フォールト・ラインズ 「大断層」が金融危機を再び招く

フォールト・ラインズ 「大断層」が金融危機を再び招く

もうあれから4年近く経とうとしております。そろそろ経済学的な評価がきちんと確立されていい時期だと感じています。そんな中で本書、フォールトラインズはまさしくうってつけなのではないかと思えます。

サブプライム問題というものが、単に投資銀行の欲望のみで発生したわけではないということ。アメリカの格差問題解消のための政治的判断、ドイツや日本の貿易黒字、バブル崩壊後の日本の過剰流動性、鼻の効くアメリカのバンカー達はそれに乗ったまでのことです。様々な銀行規制の中で、抜け道として証券化というものが適していたということもあるのでしょう。そういった様々な歴史的流れを適切に本書では描き出していきます。特にアメリカの国内事情については、あまり触れている本がなかったのですが、本書では社会格差に基づく様々な問題について明確に述べられています。そもそも経済学というものが富の配分ということを命題として掲げている訳ですから当然なのですが、昨今ではそんあ根本的なことも忘れがちなので、非常に重要なことなのではないでしょうか。そういう意味で今後のアメリカは大変です。アメリカンドリームという幻想を打出す打ち出の小槌がなくなってしまったのですから。

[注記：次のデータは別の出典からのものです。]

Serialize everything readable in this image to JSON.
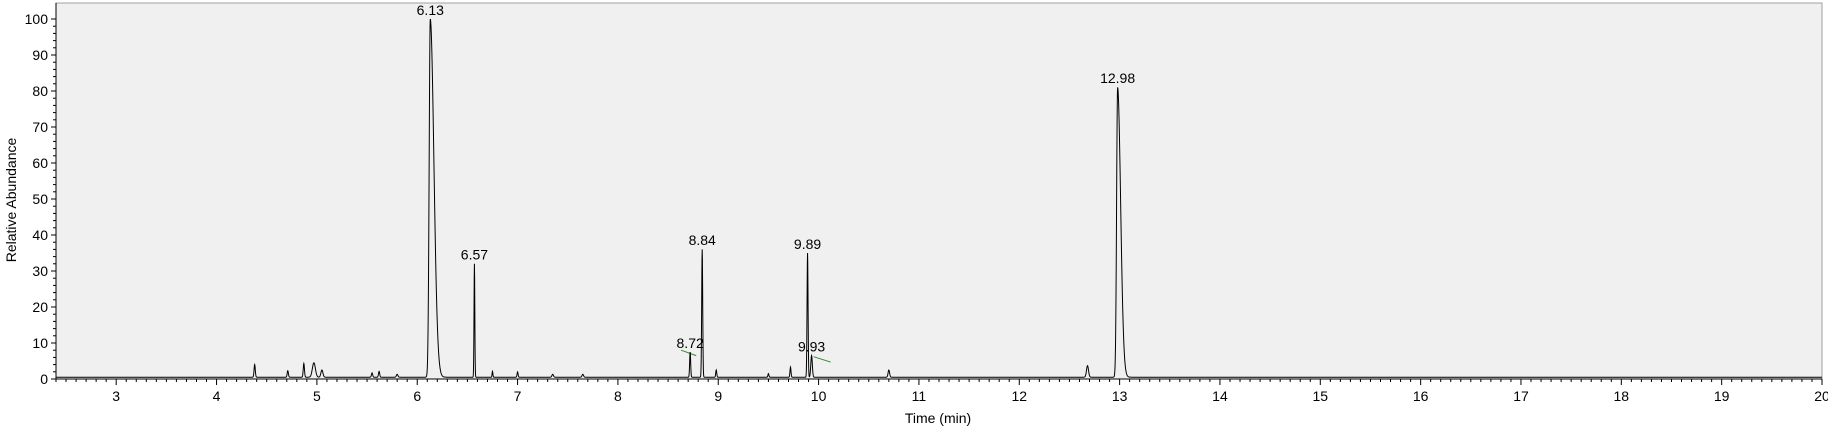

本書ではこれらの構造的問題を明らかにすると共に、それらの解決策をIMFなどといった国際的機関の力に期待しております。実際著者もそのエコノミストとして、国際機関の無力さを感じていながらも、他にそのような行動を起こせる組織が思い浮かばないのでしょう。それが辛い現実ということで、本書で問題視された大断層がこれからも我々の経済に危機を再び起こして行くことは間違いないでしょう。米国債のデフォルト危機も間近ですし。